There is still a role for traditional media, she argued, for the foremost reason that bloggers need the shoe leather reporting of reporters to actually get their news to begin with. Bloggers then comment and dissect the results. Journalists, McCarter said, should be "unbiased." Bloggers, on the other hand, shouldn’t be shy about expressing their opinions.

"They [the traditional media] should not be disregarding us, but not necessarily being some kind of broker between us and politics," she said. Bloggers keep journalists accountable, McCarter said.

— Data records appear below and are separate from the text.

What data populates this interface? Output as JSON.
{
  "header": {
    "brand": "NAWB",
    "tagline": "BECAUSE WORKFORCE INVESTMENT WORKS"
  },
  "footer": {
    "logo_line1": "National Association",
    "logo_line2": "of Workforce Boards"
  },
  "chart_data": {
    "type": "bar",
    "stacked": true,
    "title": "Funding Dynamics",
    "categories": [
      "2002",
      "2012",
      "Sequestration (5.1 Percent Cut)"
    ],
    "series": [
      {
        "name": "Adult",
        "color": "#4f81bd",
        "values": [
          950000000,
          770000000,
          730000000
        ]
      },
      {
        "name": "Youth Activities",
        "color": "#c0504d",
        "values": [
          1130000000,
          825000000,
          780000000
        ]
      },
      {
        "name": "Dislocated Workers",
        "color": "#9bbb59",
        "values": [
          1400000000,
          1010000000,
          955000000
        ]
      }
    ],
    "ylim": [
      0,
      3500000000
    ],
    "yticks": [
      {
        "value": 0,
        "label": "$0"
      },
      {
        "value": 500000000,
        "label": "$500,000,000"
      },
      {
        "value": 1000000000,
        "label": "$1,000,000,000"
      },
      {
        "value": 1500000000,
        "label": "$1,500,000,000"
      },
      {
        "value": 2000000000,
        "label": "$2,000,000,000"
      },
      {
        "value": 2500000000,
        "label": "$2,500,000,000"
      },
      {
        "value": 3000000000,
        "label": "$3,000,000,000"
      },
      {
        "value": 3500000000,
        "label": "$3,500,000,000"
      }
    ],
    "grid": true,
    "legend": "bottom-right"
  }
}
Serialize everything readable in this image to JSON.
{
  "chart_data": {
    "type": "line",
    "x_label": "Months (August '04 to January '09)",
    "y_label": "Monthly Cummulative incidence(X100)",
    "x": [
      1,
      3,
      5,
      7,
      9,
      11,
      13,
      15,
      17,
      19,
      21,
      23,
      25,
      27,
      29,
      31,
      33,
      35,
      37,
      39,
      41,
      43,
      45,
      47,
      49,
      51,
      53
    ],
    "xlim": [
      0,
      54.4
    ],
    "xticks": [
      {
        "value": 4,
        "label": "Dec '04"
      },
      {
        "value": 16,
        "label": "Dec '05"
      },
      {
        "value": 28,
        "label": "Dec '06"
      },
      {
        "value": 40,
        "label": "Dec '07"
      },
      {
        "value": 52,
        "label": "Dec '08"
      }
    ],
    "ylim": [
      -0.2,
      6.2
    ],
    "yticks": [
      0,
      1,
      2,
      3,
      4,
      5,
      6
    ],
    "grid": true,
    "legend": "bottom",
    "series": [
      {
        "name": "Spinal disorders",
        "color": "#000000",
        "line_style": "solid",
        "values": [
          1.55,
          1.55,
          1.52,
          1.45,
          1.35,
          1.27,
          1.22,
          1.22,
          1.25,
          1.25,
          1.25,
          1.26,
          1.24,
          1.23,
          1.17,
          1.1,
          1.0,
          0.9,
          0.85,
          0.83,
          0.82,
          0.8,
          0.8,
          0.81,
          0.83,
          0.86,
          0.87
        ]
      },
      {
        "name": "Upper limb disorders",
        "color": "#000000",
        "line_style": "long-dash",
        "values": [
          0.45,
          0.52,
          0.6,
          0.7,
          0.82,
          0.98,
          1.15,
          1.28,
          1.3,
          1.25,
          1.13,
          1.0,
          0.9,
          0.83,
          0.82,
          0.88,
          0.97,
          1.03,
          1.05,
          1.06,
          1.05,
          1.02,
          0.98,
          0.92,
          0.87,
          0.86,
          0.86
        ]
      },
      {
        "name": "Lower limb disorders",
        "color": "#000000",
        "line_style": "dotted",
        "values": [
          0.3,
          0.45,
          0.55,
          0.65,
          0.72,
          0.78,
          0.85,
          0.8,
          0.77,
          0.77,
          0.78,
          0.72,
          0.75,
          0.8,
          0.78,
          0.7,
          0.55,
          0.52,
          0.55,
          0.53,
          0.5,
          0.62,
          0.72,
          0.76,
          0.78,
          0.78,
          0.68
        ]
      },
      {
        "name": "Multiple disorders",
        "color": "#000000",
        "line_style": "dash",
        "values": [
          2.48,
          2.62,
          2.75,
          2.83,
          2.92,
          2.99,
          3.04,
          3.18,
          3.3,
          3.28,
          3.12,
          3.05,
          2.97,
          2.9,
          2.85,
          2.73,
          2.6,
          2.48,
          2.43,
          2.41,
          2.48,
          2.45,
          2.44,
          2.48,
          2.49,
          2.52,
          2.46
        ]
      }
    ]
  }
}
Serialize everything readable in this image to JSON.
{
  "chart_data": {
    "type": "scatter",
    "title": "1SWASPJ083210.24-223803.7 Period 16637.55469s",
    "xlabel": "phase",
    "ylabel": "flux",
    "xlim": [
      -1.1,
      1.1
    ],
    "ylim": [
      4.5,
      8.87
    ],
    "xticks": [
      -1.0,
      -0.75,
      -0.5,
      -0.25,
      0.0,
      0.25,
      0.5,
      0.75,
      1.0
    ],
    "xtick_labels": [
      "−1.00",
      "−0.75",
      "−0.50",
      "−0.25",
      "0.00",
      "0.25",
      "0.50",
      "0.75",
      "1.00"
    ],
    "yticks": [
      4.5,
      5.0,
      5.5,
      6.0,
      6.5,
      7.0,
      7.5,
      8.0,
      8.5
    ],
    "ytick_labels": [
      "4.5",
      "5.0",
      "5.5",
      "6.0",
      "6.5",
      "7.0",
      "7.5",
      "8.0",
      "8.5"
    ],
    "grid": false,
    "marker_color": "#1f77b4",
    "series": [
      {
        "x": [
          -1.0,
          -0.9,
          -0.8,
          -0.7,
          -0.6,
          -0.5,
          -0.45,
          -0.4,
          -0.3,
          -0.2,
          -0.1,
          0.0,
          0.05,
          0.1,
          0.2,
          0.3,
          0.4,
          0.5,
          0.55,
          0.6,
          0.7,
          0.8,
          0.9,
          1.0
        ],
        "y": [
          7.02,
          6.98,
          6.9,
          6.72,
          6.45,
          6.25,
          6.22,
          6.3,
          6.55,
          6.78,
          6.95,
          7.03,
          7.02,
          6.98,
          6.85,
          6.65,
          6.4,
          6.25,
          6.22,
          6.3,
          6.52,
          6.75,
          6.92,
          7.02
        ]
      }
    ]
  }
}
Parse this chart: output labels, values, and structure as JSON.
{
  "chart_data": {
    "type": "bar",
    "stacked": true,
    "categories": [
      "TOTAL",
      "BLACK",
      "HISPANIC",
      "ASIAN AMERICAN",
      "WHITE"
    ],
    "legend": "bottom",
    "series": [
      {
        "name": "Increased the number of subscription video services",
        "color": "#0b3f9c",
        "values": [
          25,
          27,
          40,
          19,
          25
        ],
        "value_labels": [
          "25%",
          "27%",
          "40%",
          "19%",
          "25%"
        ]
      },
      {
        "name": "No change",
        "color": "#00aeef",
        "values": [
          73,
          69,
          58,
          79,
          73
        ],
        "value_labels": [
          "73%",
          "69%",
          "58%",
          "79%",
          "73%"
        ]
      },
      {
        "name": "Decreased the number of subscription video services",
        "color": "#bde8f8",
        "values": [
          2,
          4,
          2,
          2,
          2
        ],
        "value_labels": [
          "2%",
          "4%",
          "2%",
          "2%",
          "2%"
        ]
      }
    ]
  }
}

When asked about who watches the watchers, as the saying goes, she said that their readers are the ones who keep tabs on them.


And as far as the future is concerned, McCarter thinks that blogging itself will become more mainstream and dispersed throughout traditional media. Bloggers could become their own worst enemy — they could become the establishment.

But McCarter isn’t too concerned. "People power" will keep bloggers on the right track to become something more akin to a hybrid of social commentary and information-gathering, which she said is being pioneered by the likes of Talking Points Memo or even the Drudge Report (which is more of a selective news aggregate site, with crosscut.com being a local example).

Still, she said that, "I worry about buying too much into the Democrats," and would like to stay as "ideologically pure" as possible as the left flank of the party. This could more and more difficult, especially during a raucous election year.

Last quarter, I took a political reporting class from David Postman and Jim Simon from The Seattle Times, and wrote a story about just how influential local bloggers are, or at least think they are. Many of the same issues of independence came out, and so it might be worth checking out. Postman, incidentally, is also a good example of a journalist-turned-blogger.